What eliminated further stress for Gendron is how the IAM worked with his company to ensure he still had a job after recovery.
“The IAM handled everything with my HR department,” said Gendron. “It really helped knowing that I had a job to come back to.”
Ceraso has taken it a step further now.
“At the start of 2020, before the world changed due to COVID-19, we put together a one-page contract insert that I encourage any bargaining unit to consider,” said Ceraso. “Not only does it explain the program to members and the company, but it offers a way to protect the person seeking help, without the fear of discipline, if they call us.”

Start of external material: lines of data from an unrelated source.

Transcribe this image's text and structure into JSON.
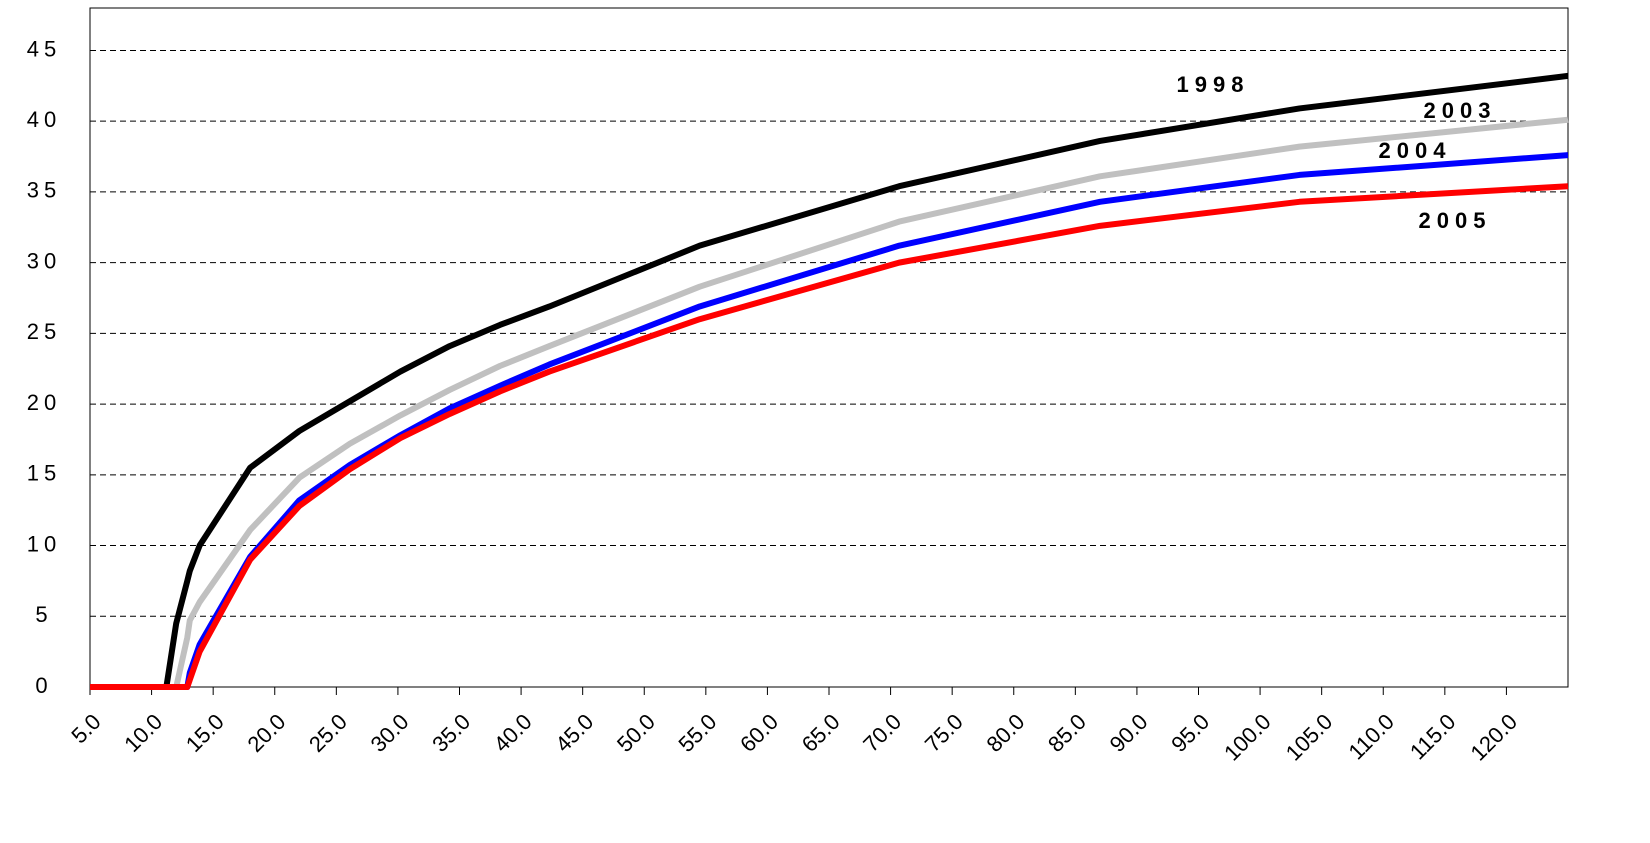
{
  "chart_data": {
    "type": "line",
    "x": [
      5,
      11.2,
      12,
      12.9,
      13.1,
      13.9,
      18,
      22,
      26.1,
      30.2,
      34.2,
      38.3,
      42.3,
      54.5,
      70.7,
      87,
      103.2,
      125
    ],
    "series": [
      {
        "name": "1998",
        "color": "#000000",
        "values": [
          0,
          0,
          4.5,
          7.5,
          8.2,
          10,
          15.5,
          18.1,
          20.2,
          22.3,
          24.1,
          25.6,
          26.9,
          31.2,
          35.4,
          38.6,
          40.9,
          43.2
        ]
      },
      {
        "name": "2003",
        "color": "#c0c0c0",
        "label_color": "#808080",
        "values": [
          0,
          0,
          0,
          3.5,
          4.7,
          6,
          11.1,
          14.8,
          17.2,
          19.2,
          21,
          22.7,
          24.1,
          28.3,
          32.9,
          36.1,
          38.2,
          40.1
        ]
      },
      {
        "name": "2004",
        "color": "#0000ff",
        "values": [
          0,
          0,
          0,
          0,
          1,
          3,
          9.2,
          13.2,
          15.7,
          17.8,
          19.7,
          21.3,
          22.8,
          26.9,
          31.2,
          34.3,
          36.2,
          37.6
        ]
      },
      {
        "name": "2005",
        "color": "#ff0000",
        "values": [
          0,
          0,
          0,
          0,
          0.5,
          2.5,
          9,
          12.8,
          15.4,
          17.6,
          19.3,
          20.9,
          22.3,
          26,
          30,
          32.6,
          34.3,
          35.4
        ]
      }
    ],
    "xlim": [
      5,
      125
    ],
    "xticks": [
      {
        "value": 5,
        "label": "5.0"
      },
      {
        "value": 10,
        "label": "10.0"
      },
      {
        "value": 15,
        "label": "15.0"
      },
      {
        "value": 20,
        "label": "20.0"
      },
      {
        "value": 25,
        "label": "25.0"
      },
      {
        "value": 30,
        "label": "30.0"
      },
      {
        "value": 35,
        "label": "35.0"
      },
      {
        "value": 40,
        "label": "40.0"
      },
      {
        "value": 45,
        "label": "45.0"
      },
      {
        "value": 50,
        "label": "50.0"
      },
      {
        "value": 55,
        "label": "55.0"
      },
      {
        "value": 60,
        "label": "60.0"
      },
      {
        "value": 65,
        "label": "65.0"
      },
      {
        "value": 70,
        "label": "70.0"
      },
      {
        "value": 75,
        "label": "75.0"
      },
      {
        "value": 80,
        "label": "80.0"
      },
      {
        "value": 85,
        "label": "85.0"
      },
      {
        "value": 90,
        "label": "90.0"
      },
      {
        "value": 95,
        "label": "95.0"
      },
      {
        "value": 100,
        "label": "100.0"
      },
      {
        "value": 105,
        "label": "105.0"
      },
      {
        "value": 110,
        "label": "110.0"
      },
      {
        "value": 115,
        "label": "115.0"
      },
      {
        "value": 120,
        "label": "120.0"
      }
    ],
    "ylim": [
      0,
      48
    ],
    "yticks": [
      0,
      5,
      10,
      15,
      20,
      25,
      30,
      35,
      40,
      45
    ],
    "grid": true
  }
}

Today, Gendron is sober, a year and a half and counting. He did the hard work of rehab, but recognizes the importance of having the IAM in his corner at the beginning.
When asked where he would be today without the union, he told a narrative too many addicts tell.
“Single without a girlfriend. Possibly no place to live or, worst case scenario, dead,” said Gendron without hesitation. “I mean, with the kind of stuff I was doing, I’ve seen a lot of people die from it, and I could have very easily been the next one.”
Instead, his narrative, and Avery’s, are both full of hope.
“I’m sober. I got married last year, I bought a house this year and I am opening a business next year so a lot has changed in a short amount of time but it’s all been amazing,” said Gendron with a big smile.
“I can’t ever promise that I’ll never drink again, but I can say that I will do my very best every day to stay on track and work the program,” said Avery. “And as long as I do that, I’m going to be just fine. I know that. I do know that.”
Ceraso said this program has surpassed all expectation he had when he started. Some days, he’s just astounded.
“Every single day, I wake up proud of this program because every day I know that the union which employs me had the consciousness of making this help available to its membership,” said Ceraso with a smile. “And every single day I get to help our members get healthy and stay alive.”